The RBI on Friday refused to change its mind about interest rates despite economic growth hard landing in Q2, FY25.
In fact, in his very opening remarks, Governor Shaktikanta Das sort of vowed to protect peace with blood reminding about the central bank's price stability mandate and its commitment to the flexible inflation target comes before everything else.
In other words, growth must stand on its own given the threat of inflation, particularly food prices which continue to run like a frightened horse.
The six-member monetary policy committee (MPC), in a 4-2 split vote kept repo rate unchanged at 6.5% for the eleventh straight meeting, but the central bank slashed real GDP growth forecasts to a soul-crushing 6.6% from 7.2% for FY25, and raised inflation forecasts upwards to 4.8% for FY25.
Following the Q2 GDP shocker, where growth slowed down to a 7-quarter low of 5.4%, a consensus for a 25 bps repo rate cut formed like a thick layer on rice pudding.
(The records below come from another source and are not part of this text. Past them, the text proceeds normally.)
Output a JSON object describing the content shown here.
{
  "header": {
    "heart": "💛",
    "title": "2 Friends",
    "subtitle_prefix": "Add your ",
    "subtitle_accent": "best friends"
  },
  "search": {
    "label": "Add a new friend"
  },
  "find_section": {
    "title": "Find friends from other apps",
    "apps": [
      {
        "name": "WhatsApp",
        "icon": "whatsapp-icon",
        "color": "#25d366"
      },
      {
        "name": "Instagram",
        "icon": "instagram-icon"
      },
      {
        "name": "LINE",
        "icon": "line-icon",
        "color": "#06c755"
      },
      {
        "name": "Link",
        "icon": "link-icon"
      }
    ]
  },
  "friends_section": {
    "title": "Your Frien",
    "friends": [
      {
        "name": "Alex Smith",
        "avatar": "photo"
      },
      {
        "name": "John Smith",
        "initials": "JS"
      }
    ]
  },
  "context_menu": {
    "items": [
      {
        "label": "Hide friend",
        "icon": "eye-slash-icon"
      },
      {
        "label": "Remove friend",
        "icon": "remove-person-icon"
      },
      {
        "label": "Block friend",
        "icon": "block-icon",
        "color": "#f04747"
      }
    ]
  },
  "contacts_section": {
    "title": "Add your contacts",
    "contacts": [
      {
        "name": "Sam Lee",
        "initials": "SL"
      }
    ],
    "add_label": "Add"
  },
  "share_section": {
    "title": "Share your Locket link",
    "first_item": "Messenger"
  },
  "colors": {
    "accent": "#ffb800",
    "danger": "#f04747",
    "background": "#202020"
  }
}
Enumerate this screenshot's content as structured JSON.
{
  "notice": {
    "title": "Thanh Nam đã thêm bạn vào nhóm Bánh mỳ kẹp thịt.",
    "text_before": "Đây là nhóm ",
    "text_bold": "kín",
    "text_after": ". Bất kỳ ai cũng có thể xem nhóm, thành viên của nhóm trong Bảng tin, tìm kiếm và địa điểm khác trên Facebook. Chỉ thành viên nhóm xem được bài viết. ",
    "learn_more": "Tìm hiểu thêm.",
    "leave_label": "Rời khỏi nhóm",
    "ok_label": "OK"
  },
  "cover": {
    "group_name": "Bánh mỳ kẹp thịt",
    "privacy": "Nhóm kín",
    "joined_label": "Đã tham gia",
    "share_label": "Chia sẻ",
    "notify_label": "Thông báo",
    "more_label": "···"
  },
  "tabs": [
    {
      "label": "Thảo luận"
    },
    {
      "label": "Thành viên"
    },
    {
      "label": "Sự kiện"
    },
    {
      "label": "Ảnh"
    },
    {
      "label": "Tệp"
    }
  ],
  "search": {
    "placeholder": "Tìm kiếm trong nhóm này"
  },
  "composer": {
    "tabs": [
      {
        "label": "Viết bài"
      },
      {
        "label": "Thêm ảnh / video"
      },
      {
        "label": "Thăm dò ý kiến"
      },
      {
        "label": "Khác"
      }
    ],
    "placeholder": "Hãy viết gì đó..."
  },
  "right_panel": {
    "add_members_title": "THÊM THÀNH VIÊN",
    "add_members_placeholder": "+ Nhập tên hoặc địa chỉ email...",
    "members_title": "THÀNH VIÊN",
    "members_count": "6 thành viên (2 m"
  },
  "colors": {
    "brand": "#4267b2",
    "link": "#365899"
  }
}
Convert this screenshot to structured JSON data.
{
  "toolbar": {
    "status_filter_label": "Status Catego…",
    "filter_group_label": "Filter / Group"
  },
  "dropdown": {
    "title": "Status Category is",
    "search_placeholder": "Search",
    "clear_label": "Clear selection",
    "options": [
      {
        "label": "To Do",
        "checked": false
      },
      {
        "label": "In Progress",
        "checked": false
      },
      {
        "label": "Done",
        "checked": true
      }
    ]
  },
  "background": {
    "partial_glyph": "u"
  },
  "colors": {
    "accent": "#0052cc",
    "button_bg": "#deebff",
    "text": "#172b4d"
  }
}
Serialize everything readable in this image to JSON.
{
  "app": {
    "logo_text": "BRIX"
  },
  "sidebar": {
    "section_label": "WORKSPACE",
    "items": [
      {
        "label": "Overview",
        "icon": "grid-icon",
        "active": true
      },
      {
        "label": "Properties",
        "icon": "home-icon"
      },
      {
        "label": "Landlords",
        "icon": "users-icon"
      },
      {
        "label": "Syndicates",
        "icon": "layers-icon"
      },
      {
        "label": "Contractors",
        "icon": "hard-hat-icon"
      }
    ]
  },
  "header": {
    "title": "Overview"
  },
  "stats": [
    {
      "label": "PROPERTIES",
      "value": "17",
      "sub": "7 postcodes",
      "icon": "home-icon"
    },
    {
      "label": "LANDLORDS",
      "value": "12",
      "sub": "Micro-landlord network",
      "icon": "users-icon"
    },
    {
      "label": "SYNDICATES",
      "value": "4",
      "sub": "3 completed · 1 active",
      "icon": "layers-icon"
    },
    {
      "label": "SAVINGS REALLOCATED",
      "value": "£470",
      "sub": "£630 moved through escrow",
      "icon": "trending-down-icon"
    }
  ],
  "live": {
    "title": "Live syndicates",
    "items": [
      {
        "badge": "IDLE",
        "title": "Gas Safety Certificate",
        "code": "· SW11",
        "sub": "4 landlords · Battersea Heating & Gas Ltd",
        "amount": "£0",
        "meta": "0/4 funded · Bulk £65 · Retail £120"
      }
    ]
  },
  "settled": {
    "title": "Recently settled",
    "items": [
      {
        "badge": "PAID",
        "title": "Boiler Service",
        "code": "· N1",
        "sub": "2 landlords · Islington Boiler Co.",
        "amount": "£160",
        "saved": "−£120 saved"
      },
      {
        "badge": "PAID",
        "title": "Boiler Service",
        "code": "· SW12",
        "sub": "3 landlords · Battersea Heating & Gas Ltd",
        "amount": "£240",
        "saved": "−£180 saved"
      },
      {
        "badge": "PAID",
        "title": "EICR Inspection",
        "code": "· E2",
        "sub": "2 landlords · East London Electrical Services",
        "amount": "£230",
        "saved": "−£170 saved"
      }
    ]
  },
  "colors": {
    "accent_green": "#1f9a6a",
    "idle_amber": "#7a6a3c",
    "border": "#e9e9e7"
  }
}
But Das maintained that the economic slowdown has bottomed out in Q2 and that the current quarter and next quarter will see a growth upside.
If not a repo rate cut, markets anticipated quantitative liquidity-boosting measures and in line with expectations, RBI announced a 50 bps cut in Cash Reserve Ratio (CRR), indicating that it’s the best kind of nourishing it can offer for the economy.
The proposed CRR cut will come in two equal tranches of 25 bps, spreading over two fortnights from December, 14 and December, 28 and will restore it to 4%, which was the prevailing rate before the policy tightening cycle began in April, 2022. CRR is the proportion of deposits banks set aside as cash and Friday's move is expected to infuse Rs 1.16 lakh crore liquidity to the banking system, facilitating bank lending and also lower market interest rates. Currently, CRR is held at 4.5% since March, 2020.
Meanwhile, RBI has slashed FY25 growth forecast sharply to 6.6% from its previous estimate of 7.2%. It expects Q3 and Q4 growth at 6.8% and 7.2%, respectively. For Q1 and Q2, FY26, real GDP growth is pegged at 6.9% and 7.3%, respectively.
According to Das, the sharper-than-expected slowdown in Q2 of the current fiscal was led largely by a deceleration of industrial growth, which in turn was affected by subdued manufacturing, contraction in mining and lower electricity demand. The unexpected slowdown in growth raises questions about whether the restrictive monetary policy to rein in inflation is dampening activity and ending up as a cause than a cure.
As it is calls for cuts have come from none other than Finance Minister Nirmala Sitharaman and Commerce Minister Piyush Goyal, while analysts reason that February may be too late to cut, and could force the central bank to compensate with a larger-than-expected cut at its next meeting.
But the central bank insists that the worst was over and that high frequency indicators confirm that the growth slowdown bottomed down in Q2.
Citing data, Das explained that the purchasing manager's index remains elevated, indicating robust economic activity. As for inflation, RBI raised the forecasts upwards to 4.8% from 4.5% for FY25, while Q3 and Q4 are estimated to settle at 5.7% and 4.5%, respectively. Likewise, Q1, FY26 inflation forecast is set at 4.6%, and Q2 at 4%.
In October, retail inflation accelerated to a 14-month high of 6.21%, surging past RBI's upper tolerance band of 6%. Moreover, food prices are expected to linger throughout the current quarter, but are expected to ease in Q4, until then the MPC will continue to sharpen its rate-cut sword.
As Das himself noted, the last mile of inflation is proving to be both prolonged and arduous, which is why he ruled out an immediate rate cut last month and even now.